O livro centra-se mais na crônica familiar que na história empresarial – embora as duas coisas se sobreponham inevitavelmente na trajetória dos Bloch. Arnaldo não poupa seus ascendentes. Expõe todas as suas falhas – físicas e morais. Haisura, irmã do patriarca Joseph, por exemplo, é descrita como "a mulher mais feia da Rússia". O primo Bernardo era conhecido como "o corcunda". Bóris era priápico diagnosticado. Nem as mascotes da família são preservadas: Biriba, cão felpudo e preto, tinha o apelido de "lascivo". Todos os personagens falam ao longo do livro, às vezes com sotaque. Eram viciados em jogos. Demitiam-se uns aos outros e costumavam se odiar com a intensidade de que só os irmãos são capazes. Mas reuniram uma série de notáveis nos imponentes salões da empresa, no Rio, entre eles o ex-presidente Juscelino Kubitschek.

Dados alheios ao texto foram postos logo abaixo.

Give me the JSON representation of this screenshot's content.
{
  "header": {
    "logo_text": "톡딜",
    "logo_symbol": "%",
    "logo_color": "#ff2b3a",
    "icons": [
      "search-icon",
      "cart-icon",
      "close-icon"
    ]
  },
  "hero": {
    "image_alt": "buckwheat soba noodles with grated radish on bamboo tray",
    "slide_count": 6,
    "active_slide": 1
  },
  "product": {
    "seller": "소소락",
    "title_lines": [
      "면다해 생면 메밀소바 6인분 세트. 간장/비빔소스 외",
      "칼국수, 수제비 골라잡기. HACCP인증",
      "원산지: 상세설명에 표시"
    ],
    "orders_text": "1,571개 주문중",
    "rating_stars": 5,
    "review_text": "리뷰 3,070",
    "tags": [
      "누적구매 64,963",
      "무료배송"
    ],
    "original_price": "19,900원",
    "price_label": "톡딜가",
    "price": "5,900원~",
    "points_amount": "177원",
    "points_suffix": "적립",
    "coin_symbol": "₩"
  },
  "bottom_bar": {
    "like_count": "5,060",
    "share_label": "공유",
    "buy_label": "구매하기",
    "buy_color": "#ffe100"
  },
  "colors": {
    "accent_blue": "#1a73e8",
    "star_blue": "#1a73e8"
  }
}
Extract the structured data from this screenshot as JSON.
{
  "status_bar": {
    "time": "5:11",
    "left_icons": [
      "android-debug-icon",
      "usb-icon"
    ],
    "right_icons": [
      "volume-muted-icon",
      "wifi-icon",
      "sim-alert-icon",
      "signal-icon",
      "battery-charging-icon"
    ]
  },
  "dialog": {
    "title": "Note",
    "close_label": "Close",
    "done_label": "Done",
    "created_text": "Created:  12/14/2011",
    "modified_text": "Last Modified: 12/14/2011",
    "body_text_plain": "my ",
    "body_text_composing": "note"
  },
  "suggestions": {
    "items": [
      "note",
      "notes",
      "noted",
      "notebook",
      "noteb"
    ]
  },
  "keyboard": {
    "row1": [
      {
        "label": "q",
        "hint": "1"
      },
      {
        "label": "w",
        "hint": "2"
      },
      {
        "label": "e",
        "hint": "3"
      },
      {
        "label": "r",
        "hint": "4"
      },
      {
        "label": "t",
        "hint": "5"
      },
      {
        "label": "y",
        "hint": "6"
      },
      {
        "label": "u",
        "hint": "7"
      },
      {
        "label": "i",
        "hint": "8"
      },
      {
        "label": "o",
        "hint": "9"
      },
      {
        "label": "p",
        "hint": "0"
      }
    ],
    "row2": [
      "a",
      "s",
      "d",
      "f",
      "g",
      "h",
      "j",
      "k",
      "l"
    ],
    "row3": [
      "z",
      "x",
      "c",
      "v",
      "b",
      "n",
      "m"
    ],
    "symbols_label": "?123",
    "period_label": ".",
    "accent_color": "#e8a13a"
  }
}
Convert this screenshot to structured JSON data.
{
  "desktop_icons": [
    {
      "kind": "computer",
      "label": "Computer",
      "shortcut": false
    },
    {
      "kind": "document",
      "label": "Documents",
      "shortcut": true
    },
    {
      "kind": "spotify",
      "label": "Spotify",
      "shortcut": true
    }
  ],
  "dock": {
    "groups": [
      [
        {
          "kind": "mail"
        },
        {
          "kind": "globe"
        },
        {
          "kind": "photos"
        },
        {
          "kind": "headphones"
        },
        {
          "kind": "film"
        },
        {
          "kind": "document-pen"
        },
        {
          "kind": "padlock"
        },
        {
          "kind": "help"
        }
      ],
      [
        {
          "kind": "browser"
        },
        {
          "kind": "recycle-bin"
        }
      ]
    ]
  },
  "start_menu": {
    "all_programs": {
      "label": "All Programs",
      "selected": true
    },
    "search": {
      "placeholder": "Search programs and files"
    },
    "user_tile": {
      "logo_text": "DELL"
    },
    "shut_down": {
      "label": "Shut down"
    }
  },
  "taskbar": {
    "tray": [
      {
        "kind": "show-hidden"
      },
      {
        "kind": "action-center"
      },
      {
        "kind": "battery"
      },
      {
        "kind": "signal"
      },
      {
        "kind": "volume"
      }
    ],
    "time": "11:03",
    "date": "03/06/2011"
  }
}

A trajetória de Adolpho, o gráfico-empresário, é tragicômica, suja, doída e doente. Embora fosse o homem forte da família, não teve descendentes diretos. "Quem precisa de um filho? Melhor ter um cachorro", dizia, referindo-se à mimada cadela Manchetinha, que costumava comer em sua mesa. Editor implacável, Adolpho tinha o hábito de mastigar as fotos das quais não gostava (embora sabiamente não as engolisse). Sua ascensão foi notável para um homem que aos 30 anos não terminara o ensino médio e um dia ouvira do irmão Bóris um comentário: "Dá graças a Deus por estar aqui. Era para você nem ter nascido". Os Irmãos Karamabloch é muito bem pesquisado, dada a intimidade sanguínea do autor com as fontes. Pode ser lido por todos os interessados em histórias de bastidores da imprensa – e pelo leitor que busca uma envolvente saga familiar.